Di situs Setono Gedong juga terdapat beberapa makam tokoh pejabat era kerajaan dan kalangan darah biru. Menurut Yusuf, selain kalangan wali dan ulama, Setono Gedong sejak dulu juga dipergunakan untuk pemakaman darah biru di wilayah eks Karesidenan Kediri. Makam darah biru yang diyakini paling keramat adalah Makam Sri Susuhunan Amangkurat III atau Amangkurat Mas.
Di situs ini terdapat pula beberapa makam keturunan dan pengikut setia Amangkurat III. Di antaranya Pangeran Teposono (putra Amangkurat III) dan Raden Ajeng Reksoprodjo (abdi dalem Amangkurat III), serta R. Ng Pringgodigdo (bupati ke-4 Nganjuk, menjabat 1852-1878, mertua Patih Blitar Djoyodigdo).
Berbeda dengan makam-makam lainnya, makam Amangkurat III jadi satu-satunya makam yang paling tertutup di Setono Gedong. Makam Amangkurat III dikelilingi tembok tebal dan tinggi persis seperti makam raja-raja Mataram di Imogiri. Makam Amangkurat III juga dikunci gembok. Yang ingin berziarah ke makam Amangkurat III harus seizing dari juru kunci.

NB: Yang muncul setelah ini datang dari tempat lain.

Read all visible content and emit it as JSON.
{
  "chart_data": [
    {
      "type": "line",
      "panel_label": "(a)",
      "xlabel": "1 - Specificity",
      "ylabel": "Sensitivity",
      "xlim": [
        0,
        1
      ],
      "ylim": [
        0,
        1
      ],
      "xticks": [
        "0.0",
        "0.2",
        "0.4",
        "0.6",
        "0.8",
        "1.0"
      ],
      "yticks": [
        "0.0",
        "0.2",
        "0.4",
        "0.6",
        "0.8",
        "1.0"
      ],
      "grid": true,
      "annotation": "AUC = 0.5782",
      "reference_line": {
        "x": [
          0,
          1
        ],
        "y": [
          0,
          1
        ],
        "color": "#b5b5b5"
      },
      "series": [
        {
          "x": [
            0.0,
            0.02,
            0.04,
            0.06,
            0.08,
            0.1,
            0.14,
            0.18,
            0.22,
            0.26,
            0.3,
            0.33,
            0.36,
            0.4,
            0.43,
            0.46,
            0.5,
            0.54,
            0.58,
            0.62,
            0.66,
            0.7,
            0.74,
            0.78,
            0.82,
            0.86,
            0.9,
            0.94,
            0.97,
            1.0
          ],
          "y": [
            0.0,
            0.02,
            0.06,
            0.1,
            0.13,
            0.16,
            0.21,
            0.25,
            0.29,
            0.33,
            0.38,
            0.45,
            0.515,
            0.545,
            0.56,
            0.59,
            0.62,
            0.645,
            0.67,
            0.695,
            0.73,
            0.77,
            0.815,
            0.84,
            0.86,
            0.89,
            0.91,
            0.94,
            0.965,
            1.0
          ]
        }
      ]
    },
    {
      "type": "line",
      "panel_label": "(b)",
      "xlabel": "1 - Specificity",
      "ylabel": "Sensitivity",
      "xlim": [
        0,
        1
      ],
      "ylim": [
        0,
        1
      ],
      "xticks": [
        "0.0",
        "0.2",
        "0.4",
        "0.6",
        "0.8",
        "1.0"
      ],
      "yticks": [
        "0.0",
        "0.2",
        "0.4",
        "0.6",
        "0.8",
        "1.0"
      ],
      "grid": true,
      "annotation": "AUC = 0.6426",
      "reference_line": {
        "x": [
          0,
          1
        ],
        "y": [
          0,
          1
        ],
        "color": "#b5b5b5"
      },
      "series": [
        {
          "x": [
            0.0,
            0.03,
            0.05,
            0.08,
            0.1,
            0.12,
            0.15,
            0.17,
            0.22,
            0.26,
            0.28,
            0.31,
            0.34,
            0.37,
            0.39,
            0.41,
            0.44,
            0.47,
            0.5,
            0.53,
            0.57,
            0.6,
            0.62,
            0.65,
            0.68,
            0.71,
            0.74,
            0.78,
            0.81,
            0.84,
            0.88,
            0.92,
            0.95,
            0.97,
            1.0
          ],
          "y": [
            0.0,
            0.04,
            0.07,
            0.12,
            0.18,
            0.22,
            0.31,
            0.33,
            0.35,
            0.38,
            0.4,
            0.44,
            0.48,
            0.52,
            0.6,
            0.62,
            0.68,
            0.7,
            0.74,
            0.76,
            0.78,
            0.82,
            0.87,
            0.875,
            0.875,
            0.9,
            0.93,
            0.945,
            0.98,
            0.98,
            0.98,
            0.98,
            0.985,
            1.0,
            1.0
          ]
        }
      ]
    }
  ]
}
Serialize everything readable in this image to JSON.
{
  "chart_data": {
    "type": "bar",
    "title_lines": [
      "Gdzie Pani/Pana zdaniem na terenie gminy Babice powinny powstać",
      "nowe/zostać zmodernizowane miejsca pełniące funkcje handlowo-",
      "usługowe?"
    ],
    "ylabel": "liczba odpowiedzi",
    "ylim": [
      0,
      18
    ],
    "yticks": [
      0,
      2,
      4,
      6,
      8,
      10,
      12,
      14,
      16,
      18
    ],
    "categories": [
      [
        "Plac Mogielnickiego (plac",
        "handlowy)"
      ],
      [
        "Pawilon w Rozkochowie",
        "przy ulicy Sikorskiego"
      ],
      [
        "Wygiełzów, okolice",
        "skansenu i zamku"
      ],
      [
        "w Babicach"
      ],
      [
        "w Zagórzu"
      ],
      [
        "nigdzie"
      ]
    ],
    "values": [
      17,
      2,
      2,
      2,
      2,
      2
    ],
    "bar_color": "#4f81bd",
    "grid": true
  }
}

“Beliau (Amangkurat III) ini adalah raja. Jadi mohon maaf, bagi yang ingin ziarah ke makamnya beliau harus seizin dari kami. Ada tata krama bagi yang ingin sowan kepada seorang raja. Beliaunya tetaplah seorang raja meskipun sudah meninggal dunia. Sejak dulu tradisi di sini kalau mau sowan eyang Amangkurat III selalu begitu,” pungkas Yusuf.